[Date Prev][Date Next][Thread Prev][Thread Next][Date Index][Thread Index]
Re: [Qemu-devel] [PATCH v3] s390x/tod: Properly stop the KVM TOD while t
From: |
Thomas Huth |
Subject: |
Re: [Qemu-devel] [PATCH v3] s390x/tod: Properly stop the KVM TOD while the guest is not running |
Date: |
Tue, 4 Dec 2018 09:54:36 +0100 |
User-agent: |
Mozilla/5.0 (X11; Linux x86_64; rv:52.0) Gecko/20100101 Thunderbird/52.9.1 |
On 2018-11-30 10:49, David Hildenbrand wrote:
> Just like on other architectures, we should stop the clock while the guest
> is not running. This is already properly done for TCG. Right now, doing an
> offline migration (stop, migrate, cont) can easily trigger stalls in the
> guest.
>
> Even doing a
> (hmp) stop
> ... wait 2 minutes ...
> (hmp) cont
> will already trigger stalls.
>
> So whenever the guest stops, backup the KVM TOD. When continuing to run
> the guest, restore the KVM TOD.
>
> One special case is starting a simple VM: Reading the TOD from KVM to
> stop it right away until the guest is actually started means that the
> time of any simple VM will already differ to the host time. We can
> simply leave the TOD running and the guest won't be able to recognize
> it.
>
> For migration, we actually want to keep the TOD stopped until really
> starting the guest. To be able to catch most errors, we should however
> try to set the TOD in addition to simply storing it. So we can still
> catch basic migration problems.
>
> If anything goes wrong while backing up/restoring the TOD, we have to
> ignore it (but print a warning). This is then basically a fallback to
> old behavior (TOD remains running).
>
> I tested this very basically with an initrd:
> 1. Start a simple VM. Observed that the TOD is kept running. Old
> behavior.
> 2. Ordinary live migration. Observed that the TOD is temporarily
> stopped on the destination when setting the new value and
> correctly started when finally starting the guest.

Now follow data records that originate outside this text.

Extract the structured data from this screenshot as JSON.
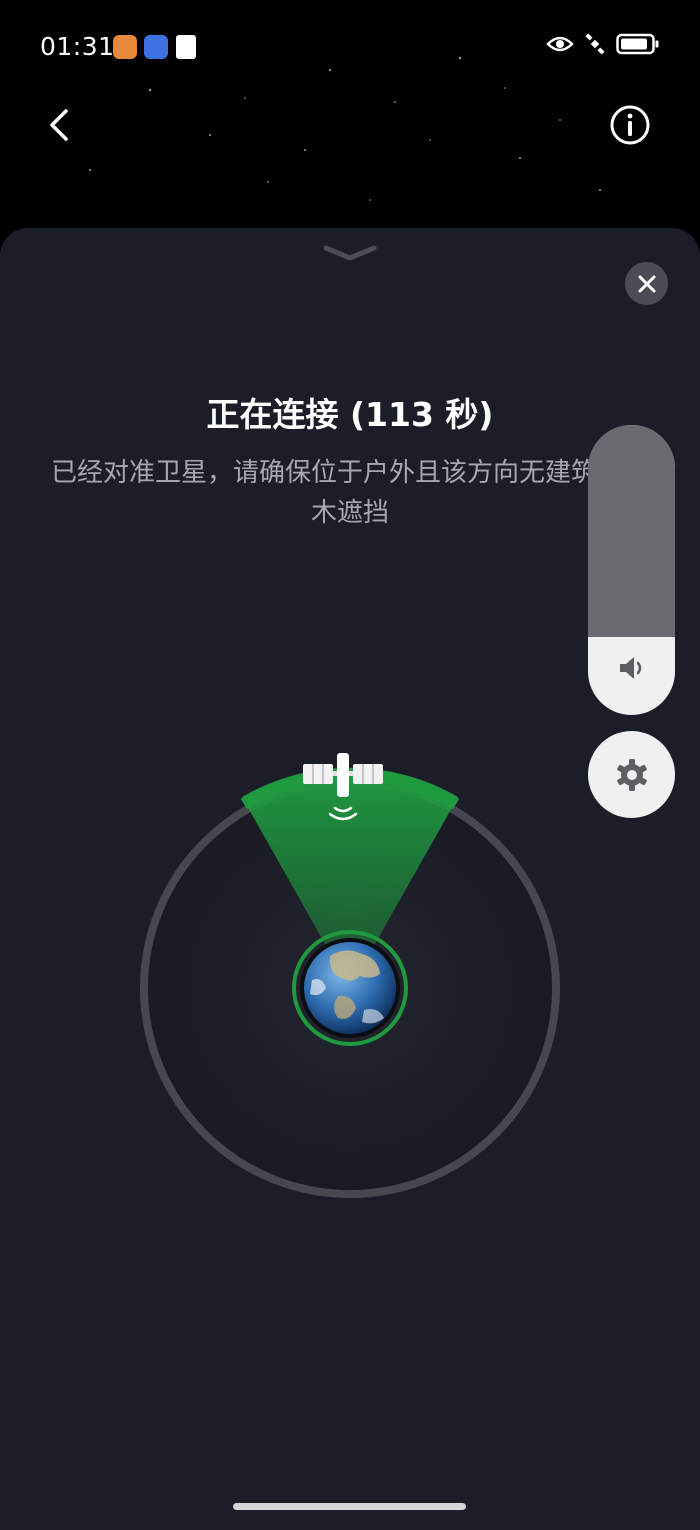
{
  "status_bar": {
    "time": "01:31",
    "notification_icons": [
      "shield-app-icon",
      "chat-app-icon",
      "alert-app-icon"
    ],
    "right_icons": [
      "eye-icon",
      "satellite-icon",
      "battery-icon"
    ]
  },
  "nav": {
    "back_icon": "chevron-left-icon",
    "info_icon": "info-icon"
  },
  "sheet": {
    "title": "正在连接 (113 秒)",
    "subtitle": "已经对准卫星，请确保位于户外且该方向无建筑或树木遮挡",
    "close_icon": "close-icon",
    "volume": {
      "level": 0.27,
      "icon": "speaker-icon"
    },
    "settings_icon": "gear-icon"
  },
  "colors": {
    "sheet_bg": "#1b1e29",
    "accent_green": "#1f9a3f",
    "button_bg": "#f0f0f0"
  }
}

> 3. Offline live migration. (stop, migrate, cont). Observed that the
> TOD will be stopped on the source with the "stop" command. On the
> destination, the TOD is temporarily stopped when setting the new
> value and correctly started when finally starting the guest via
> "cont".
> 4. Simple stop/cont correctly stops/starts the TOD. (multiple stops
> or conts in a row have no effect, so works as expected)
>
> In the future, we might want to send the guest a special kind of time sync
> interrupt under some conditions, so it can synchronize its tod to the
> host tod. This is interesting for migration scenarios but also when we
> get time sync interrupts ourselves. This however will most probably have
> to be handled in KVM (e.g. when the tods differ too much) and is not
> desired e.g. when debugging the guest. (single stepping should not
> result in permanent time syncs). I consider something like that an add-on
> on top of this basic "don't break the guest" handling.
>
> Signed-off-by: David Hildenbrand <address@hidden>
> ---
>
> v2 -> v3:
> - use device_class_set_parent_realize() to implement a child realize
> function
>
> hw/s390x/tod-kvm.c | 102 ++++++++++++++++++++++++++++++++++++++++-
> include/hw/s390x/tod.h | 8 +++-
> 2 files changed, 107 insertions(+), 3 deletions(-)
LGTM now.
Reviewed-by: Thomas Huth <address@hidden>